A. Yes, you will continue to make loan repayments on this income as part of your three interim repayments during the year. Your interest and dividend income will continue to be included in your end-of-year student loan assessment and squared up at year-end.

Underpayment at year-end

Q. I have underpaid my student loan liability. When is the underpayment due?

A. The underpayment would now be spread over the next three interim instalments. At present, when that happens, you are required to pay the underpayment on the terminal tax date.

Borrowers who are overseas

Repayment obligations

Q. Will the current repayment obligations for overseas-based borrowers remain?

A. Yes, the current repayment obligations of between $1,000 to $3,000 (depending on the loan balance) will continue to apply.

Q. Will the changes make it easier for me to make repayments from overseas?

A. Yes, the changes will enable you to view an up to date loan balance at any time from anywhere in the world.
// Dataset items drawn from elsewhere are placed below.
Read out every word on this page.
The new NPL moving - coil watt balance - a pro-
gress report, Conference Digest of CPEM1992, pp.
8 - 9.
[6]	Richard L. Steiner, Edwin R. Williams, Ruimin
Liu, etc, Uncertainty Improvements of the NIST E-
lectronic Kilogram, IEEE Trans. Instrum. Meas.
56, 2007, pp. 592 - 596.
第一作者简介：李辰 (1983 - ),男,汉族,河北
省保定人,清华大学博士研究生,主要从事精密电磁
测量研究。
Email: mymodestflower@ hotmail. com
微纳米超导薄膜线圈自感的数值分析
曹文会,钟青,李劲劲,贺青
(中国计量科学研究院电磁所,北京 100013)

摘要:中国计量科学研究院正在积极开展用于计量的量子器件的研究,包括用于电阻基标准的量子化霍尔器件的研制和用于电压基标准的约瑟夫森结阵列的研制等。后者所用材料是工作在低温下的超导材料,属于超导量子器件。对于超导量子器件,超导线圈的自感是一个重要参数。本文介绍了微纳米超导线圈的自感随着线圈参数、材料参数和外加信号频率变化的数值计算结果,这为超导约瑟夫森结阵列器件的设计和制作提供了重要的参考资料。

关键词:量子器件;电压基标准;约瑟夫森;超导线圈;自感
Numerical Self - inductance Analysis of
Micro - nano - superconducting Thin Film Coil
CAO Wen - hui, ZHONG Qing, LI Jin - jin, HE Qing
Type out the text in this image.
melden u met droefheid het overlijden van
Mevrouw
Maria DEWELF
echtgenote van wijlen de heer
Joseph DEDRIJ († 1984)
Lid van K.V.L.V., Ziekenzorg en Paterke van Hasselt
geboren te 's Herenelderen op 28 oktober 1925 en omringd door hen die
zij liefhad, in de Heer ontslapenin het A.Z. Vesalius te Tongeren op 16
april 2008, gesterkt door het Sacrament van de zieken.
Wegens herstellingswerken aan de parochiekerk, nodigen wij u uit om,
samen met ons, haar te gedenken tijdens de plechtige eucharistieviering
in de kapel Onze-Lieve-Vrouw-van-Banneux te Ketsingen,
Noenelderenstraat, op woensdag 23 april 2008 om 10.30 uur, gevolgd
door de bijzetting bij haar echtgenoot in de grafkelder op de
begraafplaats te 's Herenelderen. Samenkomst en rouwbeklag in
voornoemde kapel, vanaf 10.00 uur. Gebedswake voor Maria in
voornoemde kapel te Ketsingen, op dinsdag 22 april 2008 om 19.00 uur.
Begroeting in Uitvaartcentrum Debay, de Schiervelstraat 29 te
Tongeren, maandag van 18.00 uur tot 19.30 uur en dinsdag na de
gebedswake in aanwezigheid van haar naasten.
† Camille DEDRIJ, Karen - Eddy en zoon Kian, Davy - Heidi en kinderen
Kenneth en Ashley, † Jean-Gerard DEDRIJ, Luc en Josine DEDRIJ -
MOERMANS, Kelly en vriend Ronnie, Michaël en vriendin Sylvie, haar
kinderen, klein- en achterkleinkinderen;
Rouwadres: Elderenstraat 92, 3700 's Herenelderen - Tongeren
We are considering different payment mechanisms to make repayments easier.


Q. Will interest be removed for overseas based borrowers?

A. No, the interest on the loans of overseas-based borrowers will remain.

Late payment penalty

Q. I am overseas and I fail to make a repayment. Will I be liable for late payment penalties?

A. No, the late payment penalty would be replaced by a higher rate of interest for non-payment, higher than the current 6.8% interest rate but lower than current late payment penalties.

Non-compliant borrowers

Q. What is Inland Revenue doing about contacting overseas borrowers who are not paying back their loans?

A. The new online services will help those who want to meet their obligations but find it too hard to manage their loans under the current system. Voluntary compliance is the cornerstone of a repayment system.

Enhanced onlines services

Q. What services will be provided online?

A. Borrowers will be able to make use of a wide range of enhanced web based services, much as they have to manage bank accounts. A consolidated loan balance should also be available through the timely transfer of loan account information from MSD/StudyLink to Inland Revenue.

Q. What will be the consequence of these changes?

A. Contact with borrowers in the future will be online mainly. Contact by phone would be the exception and limited to complex cases that could not be handled through online services. The aim is to have borrowers manage their loan online along the same lines as internet banking.

Q. I get a lot of confusing statements and letters from Inland Revenue, will this continue?

A. The possible changes should significantly reduce the need for Inland Revenue and borrowers to contact each other. Similarly, the customised self-management of loans that should be possible under the changes should mean that only exceptional cases need to be dealt with by mail or phone calls.

Online forum

Q. Why is Inland Revenue using the forum to consult?

A. Consultation is an established part of the way New Zealand's tax system is developed but Inland Revenue considered the usual channels, discussion documents and so on, would not have had nearly the reach desired; more than half a million people have student loans and many of them live overseas. As these proposals affect them all Inland Revenue wanted its consultation to reach as many of them as possible.

Q. What will Inland Revenue do with the feedback given on the forum?

A. The feedback will be used by Inland Revenue to develop policy proposals during the second half of 2009. If the Government proceeds with the proposals, new legislation could be introduced in late 2009, with the changes applying from early 2011.

Q. Can only those people with student loans contribute to the forum?

A. No. Anyone can contribute to the forum - you don't have to have (or have had) a student loan.

Q. How long is the forum open for?

A. The forum is open until 17 July 2009.

Q. I've got a personal question about my student loan. Where can I ask that?

A. The student loans page on the Inland Revenue website ( has answers to common questions.